Un médico amigo mío me dijo hace varios años que todo humano lleva un cáncer por dentro, que a unos se les desarrolla y a otros no. No es cuestión del destino, como algunos creen, sino que estamos diseñados para morir en horas y momentos diferentes. El destino no existe, al menos para mí. Si usted, por ejemplo, perece en un accidente aéreo fue por imprudencia del piloto o fallas mecánicas del avión. No porque así lo quiso Dios, como se suele comentar.
Lo mismo podría ocurrir con los vehículos terrestres o un barco. La imprudencia, el poco tacto, la falta de sentido común, son factores que inciden en los accidentes de esta naturaleza. El destino nada tiene que ver, sino que ese día estuvimos en el lugar y el momento equivocado.

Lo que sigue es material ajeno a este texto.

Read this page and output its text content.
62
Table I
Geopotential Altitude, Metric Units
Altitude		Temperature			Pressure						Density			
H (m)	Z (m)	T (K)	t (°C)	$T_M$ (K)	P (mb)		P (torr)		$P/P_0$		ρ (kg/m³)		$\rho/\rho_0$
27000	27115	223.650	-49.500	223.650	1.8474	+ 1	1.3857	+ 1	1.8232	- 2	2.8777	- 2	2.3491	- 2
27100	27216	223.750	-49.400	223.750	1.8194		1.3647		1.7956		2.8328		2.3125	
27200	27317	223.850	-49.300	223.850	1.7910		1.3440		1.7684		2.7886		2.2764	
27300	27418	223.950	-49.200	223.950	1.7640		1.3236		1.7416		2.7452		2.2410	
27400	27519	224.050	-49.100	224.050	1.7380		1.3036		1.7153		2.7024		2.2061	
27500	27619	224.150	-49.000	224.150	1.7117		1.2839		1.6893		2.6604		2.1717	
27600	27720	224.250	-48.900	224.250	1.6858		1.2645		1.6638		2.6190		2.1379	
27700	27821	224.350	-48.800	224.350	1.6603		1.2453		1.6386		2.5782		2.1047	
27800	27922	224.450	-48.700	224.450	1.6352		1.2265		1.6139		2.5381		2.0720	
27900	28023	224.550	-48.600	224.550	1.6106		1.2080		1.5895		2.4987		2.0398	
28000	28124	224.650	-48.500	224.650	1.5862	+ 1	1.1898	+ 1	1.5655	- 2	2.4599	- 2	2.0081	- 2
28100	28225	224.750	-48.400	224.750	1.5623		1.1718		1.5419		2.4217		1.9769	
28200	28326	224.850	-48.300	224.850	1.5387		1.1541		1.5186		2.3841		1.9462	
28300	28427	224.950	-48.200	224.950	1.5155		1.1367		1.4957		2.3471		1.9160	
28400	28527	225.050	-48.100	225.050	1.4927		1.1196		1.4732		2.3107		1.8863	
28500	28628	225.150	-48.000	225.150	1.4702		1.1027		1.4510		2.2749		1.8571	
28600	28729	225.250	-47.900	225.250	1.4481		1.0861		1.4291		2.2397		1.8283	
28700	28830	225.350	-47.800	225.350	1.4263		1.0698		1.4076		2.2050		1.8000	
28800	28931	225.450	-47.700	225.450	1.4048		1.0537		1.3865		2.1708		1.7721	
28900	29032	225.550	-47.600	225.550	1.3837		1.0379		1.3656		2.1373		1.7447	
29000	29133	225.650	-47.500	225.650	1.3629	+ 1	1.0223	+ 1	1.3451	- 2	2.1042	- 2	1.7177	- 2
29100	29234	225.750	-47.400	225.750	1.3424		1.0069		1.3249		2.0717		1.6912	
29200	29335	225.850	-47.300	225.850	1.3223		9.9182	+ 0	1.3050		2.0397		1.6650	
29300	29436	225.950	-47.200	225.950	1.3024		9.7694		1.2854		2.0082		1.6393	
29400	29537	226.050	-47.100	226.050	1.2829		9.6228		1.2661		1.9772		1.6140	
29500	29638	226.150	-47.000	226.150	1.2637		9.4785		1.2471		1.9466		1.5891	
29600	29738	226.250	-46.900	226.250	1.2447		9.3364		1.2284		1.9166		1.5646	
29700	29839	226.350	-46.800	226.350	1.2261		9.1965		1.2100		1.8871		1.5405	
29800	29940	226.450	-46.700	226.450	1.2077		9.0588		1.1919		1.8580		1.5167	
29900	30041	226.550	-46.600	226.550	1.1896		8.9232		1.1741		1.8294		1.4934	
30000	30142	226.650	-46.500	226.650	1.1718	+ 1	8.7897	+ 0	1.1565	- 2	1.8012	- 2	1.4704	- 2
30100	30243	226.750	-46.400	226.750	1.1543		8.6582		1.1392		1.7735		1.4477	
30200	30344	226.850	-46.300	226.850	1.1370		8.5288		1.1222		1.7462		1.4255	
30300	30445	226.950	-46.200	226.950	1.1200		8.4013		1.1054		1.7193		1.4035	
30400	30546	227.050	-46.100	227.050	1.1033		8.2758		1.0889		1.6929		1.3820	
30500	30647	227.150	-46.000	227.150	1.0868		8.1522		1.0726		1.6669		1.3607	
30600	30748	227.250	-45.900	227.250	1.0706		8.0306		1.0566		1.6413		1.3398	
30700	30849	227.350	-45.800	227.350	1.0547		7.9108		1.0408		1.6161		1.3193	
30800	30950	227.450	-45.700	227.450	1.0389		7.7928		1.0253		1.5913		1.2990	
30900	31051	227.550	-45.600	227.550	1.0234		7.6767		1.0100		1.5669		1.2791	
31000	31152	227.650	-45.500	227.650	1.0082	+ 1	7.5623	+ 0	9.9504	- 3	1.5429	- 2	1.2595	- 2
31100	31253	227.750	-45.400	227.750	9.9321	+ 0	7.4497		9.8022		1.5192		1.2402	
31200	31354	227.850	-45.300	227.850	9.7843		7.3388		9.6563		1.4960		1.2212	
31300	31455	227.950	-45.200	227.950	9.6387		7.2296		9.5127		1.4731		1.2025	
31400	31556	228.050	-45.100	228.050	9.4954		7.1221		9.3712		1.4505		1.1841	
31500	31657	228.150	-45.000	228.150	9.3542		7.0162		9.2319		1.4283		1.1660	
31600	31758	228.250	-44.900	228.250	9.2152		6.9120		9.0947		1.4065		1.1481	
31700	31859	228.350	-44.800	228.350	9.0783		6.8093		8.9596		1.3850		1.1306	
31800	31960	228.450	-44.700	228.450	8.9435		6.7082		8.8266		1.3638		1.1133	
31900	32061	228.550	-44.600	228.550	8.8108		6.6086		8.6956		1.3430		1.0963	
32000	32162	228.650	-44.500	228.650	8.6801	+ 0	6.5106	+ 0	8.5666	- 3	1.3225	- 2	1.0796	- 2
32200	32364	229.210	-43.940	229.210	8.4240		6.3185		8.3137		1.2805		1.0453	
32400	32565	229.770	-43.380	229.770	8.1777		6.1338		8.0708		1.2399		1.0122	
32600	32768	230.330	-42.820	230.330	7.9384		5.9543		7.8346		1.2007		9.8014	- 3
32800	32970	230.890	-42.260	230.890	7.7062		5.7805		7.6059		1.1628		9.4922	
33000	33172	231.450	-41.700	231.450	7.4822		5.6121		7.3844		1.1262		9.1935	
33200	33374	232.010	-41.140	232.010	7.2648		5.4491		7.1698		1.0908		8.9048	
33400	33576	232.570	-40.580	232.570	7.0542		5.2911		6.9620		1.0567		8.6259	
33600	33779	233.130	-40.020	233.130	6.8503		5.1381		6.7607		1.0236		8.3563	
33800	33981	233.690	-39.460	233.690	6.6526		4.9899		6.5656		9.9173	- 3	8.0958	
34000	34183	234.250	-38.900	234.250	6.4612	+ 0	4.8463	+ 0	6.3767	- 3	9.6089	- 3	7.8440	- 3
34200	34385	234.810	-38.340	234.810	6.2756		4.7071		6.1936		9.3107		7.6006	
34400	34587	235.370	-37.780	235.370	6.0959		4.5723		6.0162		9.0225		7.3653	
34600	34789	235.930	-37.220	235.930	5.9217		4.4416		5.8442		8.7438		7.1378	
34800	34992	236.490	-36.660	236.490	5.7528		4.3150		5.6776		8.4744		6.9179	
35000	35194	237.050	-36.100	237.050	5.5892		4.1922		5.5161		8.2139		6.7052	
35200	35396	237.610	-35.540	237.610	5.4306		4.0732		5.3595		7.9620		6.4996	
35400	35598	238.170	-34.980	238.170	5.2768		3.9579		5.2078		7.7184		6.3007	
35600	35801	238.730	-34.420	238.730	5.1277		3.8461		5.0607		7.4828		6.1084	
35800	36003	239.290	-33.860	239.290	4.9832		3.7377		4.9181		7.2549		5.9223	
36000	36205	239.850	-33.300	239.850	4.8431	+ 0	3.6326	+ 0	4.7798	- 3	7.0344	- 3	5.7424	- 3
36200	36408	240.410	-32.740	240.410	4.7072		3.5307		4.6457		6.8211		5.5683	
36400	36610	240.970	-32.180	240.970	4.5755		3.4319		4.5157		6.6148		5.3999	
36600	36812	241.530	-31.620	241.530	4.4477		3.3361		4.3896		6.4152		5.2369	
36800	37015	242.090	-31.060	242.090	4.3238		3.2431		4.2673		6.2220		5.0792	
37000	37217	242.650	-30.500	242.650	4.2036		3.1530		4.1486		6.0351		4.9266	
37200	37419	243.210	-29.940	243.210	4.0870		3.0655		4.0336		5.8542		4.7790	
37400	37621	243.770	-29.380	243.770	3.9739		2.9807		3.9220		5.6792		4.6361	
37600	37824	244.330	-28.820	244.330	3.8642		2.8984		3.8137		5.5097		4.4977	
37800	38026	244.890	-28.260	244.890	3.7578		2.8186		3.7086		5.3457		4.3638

No debemos pensar en la muerte, que llegue cuando le dé ganas. Estamos a merced de ella, es enemiga de la humanidad. Lo mejor es rodearse de un espíritu fuerte, estar positivo, hacer el bien, proteger a la familia y educarla con los mejores criterios o estándares de la moral, trabajar hasta que el cuerpo resista y estar preparado mentalmente para cuando se extinga la respiración.
Naturalmente, cada quien tiene derecho a administrar su existencia, sin presión y decidir cuándo morir.